Why decorating my daughter’s bedroom is more about politics than paint
This is what my little girl’s room looks like at the moment. As you might be able to see, it needs a bit of a rethink (see Giving our toddlers’ bedrooms some personality)
A ‘big girl’ bed
She really wants a ‘big girl’ bed (an adult single bed). She even has it on her ‘list of things to remember’ (along with start ballet classes, go to big toy shop in London and make lemon cakes) and it has now transferred, or perhaps duplicated, on to her birthday list.
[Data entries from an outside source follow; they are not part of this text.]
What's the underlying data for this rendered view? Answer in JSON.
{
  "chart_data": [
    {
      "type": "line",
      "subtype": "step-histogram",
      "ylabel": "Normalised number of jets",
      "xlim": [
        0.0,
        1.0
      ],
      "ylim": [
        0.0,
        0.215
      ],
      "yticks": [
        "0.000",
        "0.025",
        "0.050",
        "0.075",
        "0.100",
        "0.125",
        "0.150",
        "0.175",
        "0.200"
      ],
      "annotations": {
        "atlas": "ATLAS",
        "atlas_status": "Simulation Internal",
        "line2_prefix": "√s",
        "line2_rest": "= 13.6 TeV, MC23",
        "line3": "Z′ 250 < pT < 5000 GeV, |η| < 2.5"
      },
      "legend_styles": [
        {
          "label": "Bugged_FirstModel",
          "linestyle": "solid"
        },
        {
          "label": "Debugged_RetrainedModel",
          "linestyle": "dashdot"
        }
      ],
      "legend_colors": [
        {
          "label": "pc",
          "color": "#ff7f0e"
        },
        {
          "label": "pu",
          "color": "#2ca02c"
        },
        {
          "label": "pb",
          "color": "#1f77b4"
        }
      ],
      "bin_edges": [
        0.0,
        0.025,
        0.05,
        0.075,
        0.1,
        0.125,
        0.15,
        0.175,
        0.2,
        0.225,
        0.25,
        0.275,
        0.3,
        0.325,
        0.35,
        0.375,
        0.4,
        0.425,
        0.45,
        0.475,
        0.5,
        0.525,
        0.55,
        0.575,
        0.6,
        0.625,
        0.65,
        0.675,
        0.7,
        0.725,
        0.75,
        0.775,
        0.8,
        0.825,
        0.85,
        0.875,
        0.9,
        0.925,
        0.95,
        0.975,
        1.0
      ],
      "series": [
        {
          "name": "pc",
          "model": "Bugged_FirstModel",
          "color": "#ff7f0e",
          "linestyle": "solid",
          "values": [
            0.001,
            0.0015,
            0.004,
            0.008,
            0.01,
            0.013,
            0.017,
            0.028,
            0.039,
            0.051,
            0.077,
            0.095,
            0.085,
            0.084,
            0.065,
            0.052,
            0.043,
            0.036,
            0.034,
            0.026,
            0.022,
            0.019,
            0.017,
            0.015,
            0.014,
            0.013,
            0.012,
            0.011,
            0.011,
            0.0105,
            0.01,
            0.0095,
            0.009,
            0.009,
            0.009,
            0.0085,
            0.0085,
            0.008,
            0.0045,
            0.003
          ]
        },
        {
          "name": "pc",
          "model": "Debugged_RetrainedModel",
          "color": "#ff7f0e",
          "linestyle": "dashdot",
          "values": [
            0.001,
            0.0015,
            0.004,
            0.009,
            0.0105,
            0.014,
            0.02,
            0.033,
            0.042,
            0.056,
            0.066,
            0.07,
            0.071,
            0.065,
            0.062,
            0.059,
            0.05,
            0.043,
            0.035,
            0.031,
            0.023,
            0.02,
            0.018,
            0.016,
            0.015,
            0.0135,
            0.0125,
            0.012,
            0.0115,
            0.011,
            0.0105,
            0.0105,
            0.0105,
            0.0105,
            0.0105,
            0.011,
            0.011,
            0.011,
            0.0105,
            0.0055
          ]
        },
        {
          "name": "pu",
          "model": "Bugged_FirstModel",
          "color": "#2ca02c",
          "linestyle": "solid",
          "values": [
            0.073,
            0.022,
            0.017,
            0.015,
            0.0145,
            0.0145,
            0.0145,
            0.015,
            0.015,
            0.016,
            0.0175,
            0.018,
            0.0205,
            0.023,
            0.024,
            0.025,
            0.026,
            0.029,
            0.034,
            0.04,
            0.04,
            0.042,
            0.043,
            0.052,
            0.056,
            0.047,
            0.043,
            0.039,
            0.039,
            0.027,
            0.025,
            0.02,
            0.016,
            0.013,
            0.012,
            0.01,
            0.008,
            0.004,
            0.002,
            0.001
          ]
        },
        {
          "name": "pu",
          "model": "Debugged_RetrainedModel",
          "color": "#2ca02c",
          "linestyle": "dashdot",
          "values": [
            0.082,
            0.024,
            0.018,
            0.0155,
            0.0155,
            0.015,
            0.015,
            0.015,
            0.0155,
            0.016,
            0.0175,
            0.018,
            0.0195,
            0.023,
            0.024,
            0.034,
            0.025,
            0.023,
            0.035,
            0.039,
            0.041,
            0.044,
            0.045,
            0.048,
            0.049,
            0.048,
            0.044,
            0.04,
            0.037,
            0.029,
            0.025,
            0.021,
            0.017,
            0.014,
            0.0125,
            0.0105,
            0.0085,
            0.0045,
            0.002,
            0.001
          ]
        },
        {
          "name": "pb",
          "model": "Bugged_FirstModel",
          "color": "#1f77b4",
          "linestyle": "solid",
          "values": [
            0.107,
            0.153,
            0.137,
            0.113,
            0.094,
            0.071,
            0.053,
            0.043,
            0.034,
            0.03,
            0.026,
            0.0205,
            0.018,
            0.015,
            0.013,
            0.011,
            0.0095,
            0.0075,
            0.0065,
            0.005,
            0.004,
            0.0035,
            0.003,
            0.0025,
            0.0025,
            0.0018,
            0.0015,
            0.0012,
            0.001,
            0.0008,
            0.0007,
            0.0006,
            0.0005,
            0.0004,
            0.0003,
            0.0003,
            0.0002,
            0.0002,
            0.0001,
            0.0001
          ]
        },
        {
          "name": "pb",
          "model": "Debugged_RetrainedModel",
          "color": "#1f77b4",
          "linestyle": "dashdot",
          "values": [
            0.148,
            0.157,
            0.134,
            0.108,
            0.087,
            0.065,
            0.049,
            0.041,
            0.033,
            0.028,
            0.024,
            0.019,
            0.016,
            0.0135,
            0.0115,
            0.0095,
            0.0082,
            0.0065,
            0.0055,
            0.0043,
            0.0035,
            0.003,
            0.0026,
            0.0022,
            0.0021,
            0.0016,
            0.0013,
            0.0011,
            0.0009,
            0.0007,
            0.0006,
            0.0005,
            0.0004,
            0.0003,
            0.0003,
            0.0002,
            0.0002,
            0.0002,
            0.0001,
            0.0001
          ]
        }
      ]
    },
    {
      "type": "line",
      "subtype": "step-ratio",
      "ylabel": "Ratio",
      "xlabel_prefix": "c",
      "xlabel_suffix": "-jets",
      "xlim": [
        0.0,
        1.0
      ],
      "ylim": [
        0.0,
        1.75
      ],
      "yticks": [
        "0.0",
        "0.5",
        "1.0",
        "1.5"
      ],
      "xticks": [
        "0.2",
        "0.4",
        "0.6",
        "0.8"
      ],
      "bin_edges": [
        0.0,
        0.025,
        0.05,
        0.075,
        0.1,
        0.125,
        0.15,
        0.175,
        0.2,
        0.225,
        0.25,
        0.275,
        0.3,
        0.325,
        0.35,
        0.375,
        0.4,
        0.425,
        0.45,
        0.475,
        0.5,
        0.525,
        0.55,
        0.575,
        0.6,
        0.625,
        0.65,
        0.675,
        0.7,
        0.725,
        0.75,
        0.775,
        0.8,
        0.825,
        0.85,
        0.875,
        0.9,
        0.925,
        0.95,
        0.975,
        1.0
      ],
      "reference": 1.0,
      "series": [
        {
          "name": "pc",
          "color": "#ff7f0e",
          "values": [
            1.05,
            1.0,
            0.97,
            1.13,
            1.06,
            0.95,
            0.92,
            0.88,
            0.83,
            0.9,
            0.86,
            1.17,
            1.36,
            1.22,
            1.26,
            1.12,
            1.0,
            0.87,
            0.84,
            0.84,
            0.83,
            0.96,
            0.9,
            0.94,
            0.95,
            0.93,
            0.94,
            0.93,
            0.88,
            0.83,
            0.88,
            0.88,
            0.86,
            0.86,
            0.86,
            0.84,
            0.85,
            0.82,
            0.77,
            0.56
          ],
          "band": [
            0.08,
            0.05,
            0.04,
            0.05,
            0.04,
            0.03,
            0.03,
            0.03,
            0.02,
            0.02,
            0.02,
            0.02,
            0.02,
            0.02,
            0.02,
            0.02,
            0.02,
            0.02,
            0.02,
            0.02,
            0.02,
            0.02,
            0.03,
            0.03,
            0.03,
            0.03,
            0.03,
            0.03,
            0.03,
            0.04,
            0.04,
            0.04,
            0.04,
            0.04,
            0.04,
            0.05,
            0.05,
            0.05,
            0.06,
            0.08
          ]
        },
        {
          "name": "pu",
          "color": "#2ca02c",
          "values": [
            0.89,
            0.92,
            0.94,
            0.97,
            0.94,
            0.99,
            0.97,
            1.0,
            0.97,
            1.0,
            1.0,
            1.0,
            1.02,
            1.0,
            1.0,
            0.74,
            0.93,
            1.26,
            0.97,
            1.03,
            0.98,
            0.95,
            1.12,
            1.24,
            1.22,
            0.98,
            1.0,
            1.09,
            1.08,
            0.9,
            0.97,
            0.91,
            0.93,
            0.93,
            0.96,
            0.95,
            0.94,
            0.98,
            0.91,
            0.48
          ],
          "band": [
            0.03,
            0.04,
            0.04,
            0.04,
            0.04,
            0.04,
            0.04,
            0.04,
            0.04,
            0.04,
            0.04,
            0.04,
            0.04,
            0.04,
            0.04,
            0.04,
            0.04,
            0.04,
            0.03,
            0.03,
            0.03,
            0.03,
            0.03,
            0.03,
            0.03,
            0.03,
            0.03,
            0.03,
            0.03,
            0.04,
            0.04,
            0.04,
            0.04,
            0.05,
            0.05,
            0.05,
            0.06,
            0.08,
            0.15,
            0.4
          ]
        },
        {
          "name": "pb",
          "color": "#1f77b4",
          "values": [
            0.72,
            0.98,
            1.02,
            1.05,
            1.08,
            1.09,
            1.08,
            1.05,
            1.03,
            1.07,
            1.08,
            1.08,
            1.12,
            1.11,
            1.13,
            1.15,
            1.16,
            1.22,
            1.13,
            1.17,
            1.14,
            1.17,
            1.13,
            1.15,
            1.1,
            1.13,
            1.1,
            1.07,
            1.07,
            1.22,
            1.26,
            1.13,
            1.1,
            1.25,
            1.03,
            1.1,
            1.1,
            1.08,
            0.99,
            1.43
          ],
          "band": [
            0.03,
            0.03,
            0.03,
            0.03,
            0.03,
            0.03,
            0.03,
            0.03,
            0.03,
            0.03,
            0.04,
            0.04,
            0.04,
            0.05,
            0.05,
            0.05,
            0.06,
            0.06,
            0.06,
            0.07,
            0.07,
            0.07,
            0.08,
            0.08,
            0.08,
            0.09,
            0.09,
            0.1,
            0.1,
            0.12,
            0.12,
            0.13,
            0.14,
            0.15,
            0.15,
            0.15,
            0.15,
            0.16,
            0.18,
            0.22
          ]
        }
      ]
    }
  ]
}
My parents have my old wooden bed spare so, to save pennies, I thought we would reuse it by giving it a lick of paint. Even though my daughter’s favourite colours are yellow and purple, I want to keep the basics neutral and add colour with accessories. I don’t want to paint the bed white (too country nursery) so I’m opting for grey.
I have discovered that planning on painting your daughter’s bed grey is the sort of thing that doesn’t go down well in some circles (it turns out conservative Bucks isn’t a hotbed of radical feminism and, for the most part, wholeheartedly embraces pink, princesses and 1950s florals with no hint of irony).
Paint is political
I think the reason I am finding it so hard to work out how to decorate my daughter’s room is that it is not just about paint. It is, at least in part, about who she is and who she will be. It is about treading the line between gender inequality and absolutes and finding an aesthetic for girls that is empowering and fun.
But what does that mean? Is there anything wrong with pink? Or fairies? Or ‘cute’? Or flowers? Or ballet? Or cupcakes? And how much does it really matter? Surely identity and self-worth are shaped much more by less superficial factors?
A few ideas
- I’m on the hunt for some really bright yellow bed linen with a modern, graphic pattern. I’ll let you know when I’ve found it.
- I’ve ordered some yellow, purple and white string lights from Cable & Cotton. They’re not cheap but are hand-made by skilled Thai women in good working conditions. Which works for me.
- I’m looking into ways to display her multitude of artworks, perhaps using a pinboard that I could make myself.
I’ll be posting more ideas for my daughter’s room, including photos, as we go.